The clothing industry has a serious waste problem. According to the Ellen MacArthur Foundation, the fashion industry used 53 million tons of new fibers to produce clothing in 2015. McKinsey & Company, a management consulting firm, estimates that 60 percent of all clothing produced winds up in incinerators or landfills within 12 months — the Ellen MacArthur Foundation reports it’s up to 73 percent. And, that staggering amount of waste has grown with increasing rates of consumption. According to McKinsey, “clothing production doubled from 2000 to 2014, and the number of garments purchased each year by the average consumer increased by sixty percent.”
Of the 53 million tons of new fibers used in clothing production, 26 percent was cotton. Used in knits to make t-shirts and sweats, cotton is also primarily used to make denim. Levi’s — one of the world’s biggest apparel companies, with a reported net revenue of $5.6 billion in 2018 — has been addressing the environmental impact of denim with innovations in how cotton is grown, how it’s spun into thread, how it’s dyed and and how jeans are constructed.
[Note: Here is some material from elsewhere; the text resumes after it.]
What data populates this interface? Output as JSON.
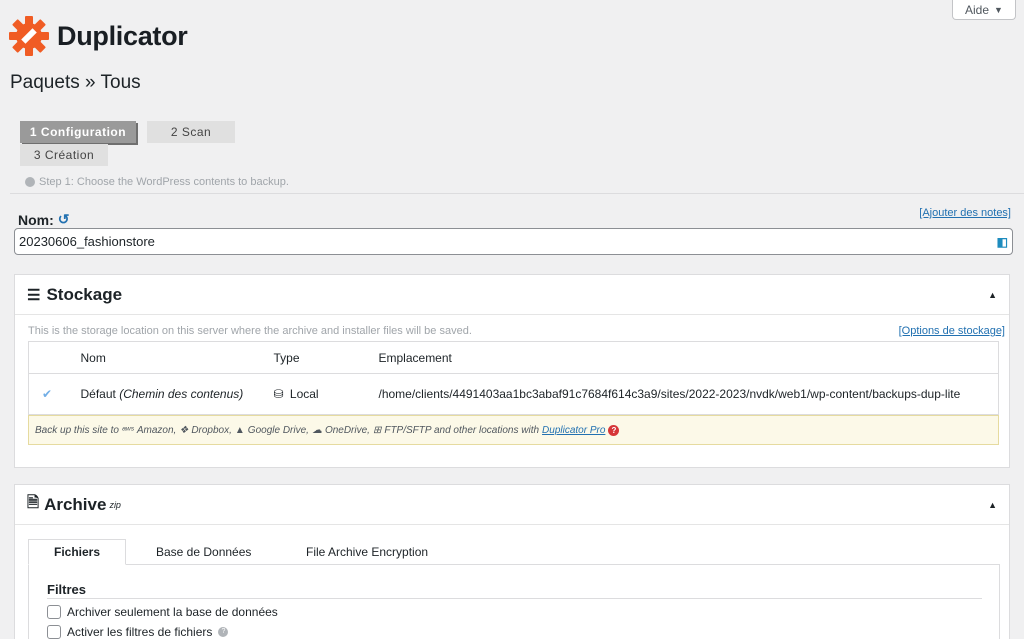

But, the amount of jeans that are thrown away is still a major concern. Increasing consumption puts considerable stress on natural resources, and discarded garments are a huge monetary loss (the Ellen MacArthur Foundation estimates $100 billion worth of materials each year). The solution that many brands have been actively pursuing is called circularity: recycling used or discarded clothing to make fibers for new garments. Until this point, the process has been largely theoretical because the technology and manufacturing systems did not exist. But, a new innovation by Swedish startup re:newcell is changing that.
Levi’s partnered with re:newcell to produce WellThread 502 jeans made with organic cotton and a material called Circulose. The Swedish brand’s revolutionary new fiber is made from 50 percent recycled denim and 50 percent sustainably-sourced viscose. The jeans look and feel like traditional offerings, and come with a worn-in wash that shows the denim’s slightly red-cast shade of indigo. But, the material is unlike anything the brand has produced in its 167-year history.

Circulose — a man-made cellulosic fiber similar to viscose, lyocell and model — is made from plant-based cellulose pulp that is processed and turned into a long, soft filament fiber (MMCFs are often used as an affordable alternative to silk or nylon). While many traditional MMCFs use wood as an input, Circulose uses discarded 100-percent cotton textiles and garments to produce a high-quality fiber.
“I always prefer a simple solution, but we simply cannot keep growing more cotton to meet growing consumer demand,” says Levi’s vice president Paul Dillinger, Head of Global Product Innovation and Premium Collection Design. “The world’s supply of freshwater is limited, and cotton is a thirsty crop. Until consumption can be re-aligned with sustainable supply, it’s incumbent upon the industry to activate garment waste as a material resource…and there’s plenty of waste to activate.”